L’impunité semble désormais acquise : «Il y a 34 ans, les propos de Jean-Marie Le Pen sur les chambres à gaz “détail de l’Histoire” lui ont valu d’être condamné». À l’époque, Patrick Alary avait écrit un article sur ce sombre épisode, article repris dans son dernier ouvrage.3  Le titre de ce texte, emprunté à Confucius, nous percute de son actualité : «Quand les noms ne sont pas corrects, le langage est sans objet».  

«Qu’est devenu cet interdit ? Comment Martine Wonner peut-elle rester députée ?» se demande le psychiatre. Pour lui, l’érosion de ce type d’interdit déstructure profondément la société et notre capacité de «vivre ensemble». Il observe que l’émergence de Didier Raoult relève d'un même phénomène, le déclin du principe d’autorité. «Lui a utilisé ce principe, en déclarant “je suis le meilleur, donc vous pouvez me croire”. Il s’est présenté comme un élément structurant, ce qui lui a donné le droit de raconter n’importe quoi.»

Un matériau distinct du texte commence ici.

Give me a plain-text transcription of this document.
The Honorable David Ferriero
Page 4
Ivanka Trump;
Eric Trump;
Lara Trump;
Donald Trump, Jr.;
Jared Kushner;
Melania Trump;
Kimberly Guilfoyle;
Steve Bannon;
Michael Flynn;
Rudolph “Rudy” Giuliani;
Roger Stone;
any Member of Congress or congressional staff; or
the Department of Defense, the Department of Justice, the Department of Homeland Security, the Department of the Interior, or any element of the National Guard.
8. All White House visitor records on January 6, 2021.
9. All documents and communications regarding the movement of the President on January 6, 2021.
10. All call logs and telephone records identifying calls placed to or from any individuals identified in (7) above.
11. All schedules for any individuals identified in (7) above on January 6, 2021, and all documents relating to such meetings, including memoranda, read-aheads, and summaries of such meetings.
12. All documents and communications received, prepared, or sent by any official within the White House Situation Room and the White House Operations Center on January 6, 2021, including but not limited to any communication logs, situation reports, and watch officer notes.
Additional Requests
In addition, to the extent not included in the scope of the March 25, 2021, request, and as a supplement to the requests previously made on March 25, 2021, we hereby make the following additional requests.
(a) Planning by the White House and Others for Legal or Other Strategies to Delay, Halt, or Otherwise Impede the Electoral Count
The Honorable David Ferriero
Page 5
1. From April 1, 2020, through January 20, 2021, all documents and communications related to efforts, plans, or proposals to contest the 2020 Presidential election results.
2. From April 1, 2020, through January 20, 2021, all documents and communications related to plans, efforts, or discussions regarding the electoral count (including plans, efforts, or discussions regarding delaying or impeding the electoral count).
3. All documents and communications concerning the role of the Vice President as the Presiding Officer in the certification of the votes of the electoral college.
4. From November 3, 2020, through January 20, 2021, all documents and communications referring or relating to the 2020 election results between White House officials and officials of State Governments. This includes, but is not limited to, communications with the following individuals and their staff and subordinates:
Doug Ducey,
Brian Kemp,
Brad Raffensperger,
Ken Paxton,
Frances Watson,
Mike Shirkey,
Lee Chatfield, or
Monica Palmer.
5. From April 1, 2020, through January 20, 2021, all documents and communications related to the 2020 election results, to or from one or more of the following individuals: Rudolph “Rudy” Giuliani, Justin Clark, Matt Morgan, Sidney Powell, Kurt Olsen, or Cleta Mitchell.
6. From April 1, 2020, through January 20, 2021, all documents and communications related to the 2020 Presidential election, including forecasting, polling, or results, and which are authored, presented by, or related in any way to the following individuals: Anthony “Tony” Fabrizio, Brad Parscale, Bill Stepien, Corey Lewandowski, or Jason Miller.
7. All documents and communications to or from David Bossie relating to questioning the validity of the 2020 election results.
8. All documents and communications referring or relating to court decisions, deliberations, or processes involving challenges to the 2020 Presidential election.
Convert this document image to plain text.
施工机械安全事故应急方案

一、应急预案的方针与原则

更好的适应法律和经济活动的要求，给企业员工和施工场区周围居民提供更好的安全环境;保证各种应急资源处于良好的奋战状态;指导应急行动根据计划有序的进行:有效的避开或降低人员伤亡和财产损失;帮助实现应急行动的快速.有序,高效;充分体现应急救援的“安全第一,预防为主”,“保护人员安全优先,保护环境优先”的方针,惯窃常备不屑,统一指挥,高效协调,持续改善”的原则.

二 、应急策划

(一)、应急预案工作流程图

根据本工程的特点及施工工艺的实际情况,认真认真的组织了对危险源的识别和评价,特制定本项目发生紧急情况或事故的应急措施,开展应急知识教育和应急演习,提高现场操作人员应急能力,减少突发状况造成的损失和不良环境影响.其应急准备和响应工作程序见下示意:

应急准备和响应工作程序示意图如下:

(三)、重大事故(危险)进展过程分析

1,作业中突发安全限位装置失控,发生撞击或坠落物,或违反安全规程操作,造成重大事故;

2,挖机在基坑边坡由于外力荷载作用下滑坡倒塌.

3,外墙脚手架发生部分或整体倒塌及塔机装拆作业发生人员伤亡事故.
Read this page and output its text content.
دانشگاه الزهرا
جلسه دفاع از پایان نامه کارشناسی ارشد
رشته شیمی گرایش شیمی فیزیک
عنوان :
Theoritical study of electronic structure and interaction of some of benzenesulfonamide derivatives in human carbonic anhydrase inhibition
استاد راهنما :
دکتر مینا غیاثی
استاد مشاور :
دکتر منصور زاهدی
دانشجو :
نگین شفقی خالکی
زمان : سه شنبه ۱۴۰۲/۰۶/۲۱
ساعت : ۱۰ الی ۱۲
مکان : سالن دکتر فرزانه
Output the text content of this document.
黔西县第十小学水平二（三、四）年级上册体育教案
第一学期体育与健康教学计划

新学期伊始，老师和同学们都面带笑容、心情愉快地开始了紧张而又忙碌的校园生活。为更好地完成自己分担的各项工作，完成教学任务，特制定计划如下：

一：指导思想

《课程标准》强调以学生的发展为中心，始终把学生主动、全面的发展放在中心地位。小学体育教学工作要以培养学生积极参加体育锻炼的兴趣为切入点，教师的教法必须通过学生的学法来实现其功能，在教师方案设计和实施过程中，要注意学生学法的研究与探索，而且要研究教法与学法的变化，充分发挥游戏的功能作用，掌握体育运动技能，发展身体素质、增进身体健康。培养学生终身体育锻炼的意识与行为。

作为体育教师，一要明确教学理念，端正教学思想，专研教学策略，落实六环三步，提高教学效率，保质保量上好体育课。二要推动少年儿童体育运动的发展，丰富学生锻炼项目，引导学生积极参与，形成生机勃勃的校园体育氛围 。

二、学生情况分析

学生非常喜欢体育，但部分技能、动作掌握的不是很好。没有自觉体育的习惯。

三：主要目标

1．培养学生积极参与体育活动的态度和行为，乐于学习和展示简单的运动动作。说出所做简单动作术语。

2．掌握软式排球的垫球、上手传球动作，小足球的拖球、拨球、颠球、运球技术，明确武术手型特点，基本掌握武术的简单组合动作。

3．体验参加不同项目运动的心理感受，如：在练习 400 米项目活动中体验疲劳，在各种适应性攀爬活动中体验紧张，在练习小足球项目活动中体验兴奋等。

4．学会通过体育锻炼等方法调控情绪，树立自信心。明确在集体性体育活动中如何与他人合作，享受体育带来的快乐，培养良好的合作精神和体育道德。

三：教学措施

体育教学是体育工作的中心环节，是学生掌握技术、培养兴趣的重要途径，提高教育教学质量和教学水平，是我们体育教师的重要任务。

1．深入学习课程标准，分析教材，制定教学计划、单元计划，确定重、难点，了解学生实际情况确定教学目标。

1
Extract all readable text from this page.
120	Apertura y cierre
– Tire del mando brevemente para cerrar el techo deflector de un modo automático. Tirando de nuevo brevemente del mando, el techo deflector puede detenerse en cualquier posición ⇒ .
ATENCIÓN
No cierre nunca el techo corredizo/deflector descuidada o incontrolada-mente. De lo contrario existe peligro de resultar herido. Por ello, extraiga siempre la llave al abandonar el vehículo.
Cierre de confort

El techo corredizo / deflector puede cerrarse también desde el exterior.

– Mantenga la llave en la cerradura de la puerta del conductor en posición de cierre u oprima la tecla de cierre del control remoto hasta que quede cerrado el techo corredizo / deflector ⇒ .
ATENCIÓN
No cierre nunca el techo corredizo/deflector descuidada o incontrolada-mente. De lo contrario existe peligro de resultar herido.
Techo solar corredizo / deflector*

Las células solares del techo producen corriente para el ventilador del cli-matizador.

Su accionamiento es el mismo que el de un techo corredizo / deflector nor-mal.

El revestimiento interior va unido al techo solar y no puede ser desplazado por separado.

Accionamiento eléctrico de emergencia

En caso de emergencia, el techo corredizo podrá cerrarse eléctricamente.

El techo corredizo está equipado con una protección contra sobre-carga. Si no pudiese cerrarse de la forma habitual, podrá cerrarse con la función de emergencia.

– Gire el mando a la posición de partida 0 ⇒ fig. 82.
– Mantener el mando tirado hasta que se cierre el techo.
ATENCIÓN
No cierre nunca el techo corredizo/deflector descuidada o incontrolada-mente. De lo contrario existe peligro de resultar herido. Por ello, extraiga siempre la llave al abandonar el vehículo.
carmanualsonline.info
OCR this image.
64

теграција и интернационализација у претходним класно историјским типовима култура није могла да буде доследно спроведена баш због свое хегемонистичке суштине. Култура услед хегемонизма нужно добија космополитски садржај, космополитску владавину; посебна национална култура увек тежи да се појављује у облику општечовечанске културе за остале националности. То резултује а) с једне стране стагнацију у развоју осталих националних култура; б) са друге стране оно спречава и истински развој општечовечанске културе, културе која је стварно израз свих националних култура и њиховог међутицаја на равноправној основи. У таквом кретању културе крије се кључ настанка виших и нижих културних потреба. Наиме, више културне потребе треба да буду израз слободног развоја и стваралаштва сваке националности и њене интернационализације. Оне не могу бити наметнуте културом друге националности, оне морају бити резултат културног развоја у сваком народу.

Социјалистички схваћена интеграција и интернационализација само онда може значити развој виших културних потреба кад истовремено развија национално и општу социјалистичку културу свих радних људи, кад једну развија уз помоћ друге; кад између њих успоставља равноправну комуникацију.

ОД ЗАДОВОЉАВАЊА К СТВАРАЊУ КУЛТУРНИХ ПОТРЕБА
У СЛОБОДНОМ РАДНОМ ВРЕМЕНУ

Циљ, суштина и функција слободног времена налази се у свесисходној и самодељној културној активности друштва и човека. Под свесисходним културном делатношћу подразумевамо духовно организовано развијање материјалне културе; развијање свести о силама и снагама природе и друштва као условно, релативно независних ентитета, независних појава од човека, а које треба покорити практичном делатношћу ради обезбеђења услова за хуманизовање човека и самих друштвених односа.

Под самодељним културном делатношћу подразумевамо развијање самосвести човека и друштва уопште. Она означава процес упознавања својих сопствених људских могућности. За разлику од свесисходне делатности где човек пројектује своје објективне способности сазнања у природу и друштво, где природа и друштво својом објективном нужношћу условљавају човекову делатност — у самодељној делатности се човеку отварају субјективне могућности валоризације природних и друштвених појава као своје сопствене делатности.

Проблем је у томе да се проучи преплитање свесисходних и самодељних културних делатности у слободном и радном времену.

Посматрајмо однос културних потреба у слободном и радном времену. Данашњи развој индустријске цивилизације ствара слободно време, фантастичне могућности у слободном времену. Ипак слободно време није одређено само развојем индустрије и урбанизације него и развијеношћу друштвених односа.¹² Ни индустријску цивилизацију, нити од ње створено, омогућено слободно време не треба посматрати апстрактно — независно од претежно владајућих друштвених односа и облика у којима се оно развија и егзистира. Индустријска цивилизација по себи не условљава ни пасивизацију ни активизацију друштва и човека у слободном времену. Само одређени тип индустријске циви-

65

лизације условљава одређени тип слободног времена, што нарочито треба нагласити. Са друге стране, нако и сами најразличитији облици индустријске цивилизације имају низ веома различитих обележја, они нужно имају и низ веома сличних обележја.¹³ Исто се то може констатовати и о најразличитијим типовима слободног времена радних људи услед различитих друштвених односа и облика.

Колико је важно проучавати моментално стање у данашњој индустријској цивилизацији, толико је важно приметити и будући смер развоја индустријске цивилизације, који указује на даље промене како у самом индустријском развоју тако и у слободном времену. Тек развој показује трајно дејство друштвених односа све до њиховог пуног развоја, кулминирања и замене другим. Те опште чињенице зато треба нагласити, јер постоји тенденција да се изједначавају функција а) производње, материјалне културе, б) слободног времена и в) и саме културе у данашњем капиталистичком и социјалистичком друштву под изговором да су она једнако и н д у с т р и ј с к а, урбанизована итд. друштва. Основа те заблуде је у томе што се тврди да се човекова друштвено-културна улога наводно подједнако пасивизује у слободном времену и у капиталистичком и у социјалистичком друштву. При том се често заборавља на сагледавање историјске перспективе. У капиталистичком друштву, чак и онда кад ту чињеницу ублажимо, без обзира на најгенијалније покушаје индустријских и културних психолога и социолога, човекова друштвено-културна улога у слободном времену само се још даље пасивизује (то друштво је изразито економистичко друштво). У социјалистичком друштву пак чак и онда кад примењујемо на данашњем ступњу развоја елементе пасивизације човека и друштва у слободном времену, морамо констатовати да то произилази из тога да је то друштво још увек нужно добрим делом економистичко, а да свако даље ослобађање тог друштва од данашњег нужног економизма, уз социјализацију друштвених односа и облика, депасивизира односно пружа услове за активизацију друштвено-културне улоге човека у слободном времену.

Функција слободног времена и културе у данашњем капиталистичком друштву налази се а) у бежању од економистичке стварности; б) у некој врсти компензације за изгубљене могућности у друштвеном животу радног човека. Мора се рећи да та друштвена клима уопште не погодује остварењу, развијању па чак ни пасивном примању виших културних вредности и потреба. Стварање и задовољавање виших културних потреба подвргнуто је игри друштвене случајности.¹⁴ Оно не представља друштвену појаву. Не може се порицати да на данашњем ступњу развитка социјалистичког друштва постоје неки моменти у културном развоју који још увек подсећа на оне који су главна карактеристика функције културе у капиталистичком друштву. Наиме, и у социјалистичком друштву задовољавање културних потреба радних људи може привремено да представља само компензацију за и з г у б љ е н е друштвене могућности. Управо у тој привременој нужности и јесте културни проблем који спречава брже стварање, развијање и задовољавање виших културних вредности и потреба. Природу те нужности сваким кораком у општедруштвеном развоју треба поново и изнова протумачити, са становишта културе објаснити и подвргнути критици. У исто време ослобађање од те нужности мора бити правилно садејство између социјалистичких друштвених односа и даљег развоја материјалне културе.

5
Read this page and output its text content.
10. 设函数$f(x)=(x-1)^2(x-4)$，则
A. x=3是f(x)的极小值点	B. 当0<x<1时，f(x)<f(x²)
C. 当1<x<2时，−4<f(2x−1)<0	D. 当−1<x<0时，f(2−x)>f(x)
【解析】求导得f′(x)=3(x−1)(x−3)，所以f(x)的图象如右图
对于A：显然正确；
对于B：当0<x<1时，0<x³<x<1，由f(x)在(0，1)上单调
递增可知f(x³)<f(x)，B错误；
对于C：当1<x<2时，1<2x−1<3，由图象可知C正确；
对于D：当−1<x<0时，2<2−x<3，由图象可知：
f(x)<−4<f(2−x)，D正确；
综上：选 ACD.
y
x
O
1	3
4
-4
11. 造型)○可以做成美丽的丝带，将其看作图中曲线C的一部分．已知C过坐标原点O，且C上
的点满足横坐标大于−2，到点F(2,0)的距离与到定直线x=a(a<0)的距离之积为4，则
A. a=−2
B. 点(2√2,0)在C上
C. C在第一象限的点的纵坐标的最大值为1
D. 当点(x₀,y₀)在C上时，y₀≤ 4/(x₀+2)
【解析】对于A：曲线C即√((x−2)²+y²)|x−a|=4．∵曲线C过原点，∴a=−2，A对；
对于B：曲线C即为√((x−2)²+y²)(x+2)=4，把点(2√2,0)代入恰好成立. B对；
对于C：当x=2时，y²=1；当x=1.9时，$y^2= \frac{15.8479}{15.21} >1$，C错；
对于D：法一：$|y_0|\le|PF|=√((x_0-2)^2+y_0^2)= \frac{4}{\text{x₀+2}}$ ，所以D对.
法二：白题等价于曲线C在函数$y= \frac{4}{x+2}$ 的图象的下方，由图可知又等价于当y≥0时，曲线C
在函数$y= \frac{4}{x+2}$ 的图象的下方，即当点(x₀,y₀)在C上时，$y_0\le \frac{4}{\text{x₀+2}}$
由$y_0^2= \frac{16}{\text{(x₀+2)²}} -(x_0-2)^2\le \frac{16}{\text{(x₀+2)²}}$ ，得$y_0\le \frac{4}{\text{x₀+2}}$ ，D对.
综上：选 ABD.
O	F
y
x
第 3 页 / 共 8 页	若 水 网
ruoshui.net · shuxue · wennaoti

Thierry Jacques, Olivier Kourilsky, Patrick Alary. Aucun de ces trois médecins n’a été touché directement par la Shoah. Mais pour les deux derniers, plus âgés, la Seconde Guerre mondiale a quand même ses visages. Raoul Kourilsky, le père d’Olivier, fut un éminent médecin et chercheur. Baptisé catholique mais probablement d’origine juive par son propre père, il dut présenter à la Gestapo son certificat de baptême mais aussi un certificat prouvant que son propre père n’était pas inscrit au rabbinat d’Odessa.

À son tour, Patrick Alary évoque une scène qui le trouble encore : «Je suis né après la guerre. Quand j’avais quinze ans, je suis parti chez mon correspondant en Allemagne. Un soir son père nous a raconté sa guerre à lui, à Stalingrad. Ce n’était pas un nazi, juste un allemand comme tant d’autres qui n’avait pas eu le choix. Il avait sorti une bouteille de schnaps. Je revois encore ses mains nerveuses qui le resservaient sans cesse. Ce qu’il avait vécu était tellement dur que sans ça, sans ces rasades de schnaps, il ne pouvait rien raconter.»      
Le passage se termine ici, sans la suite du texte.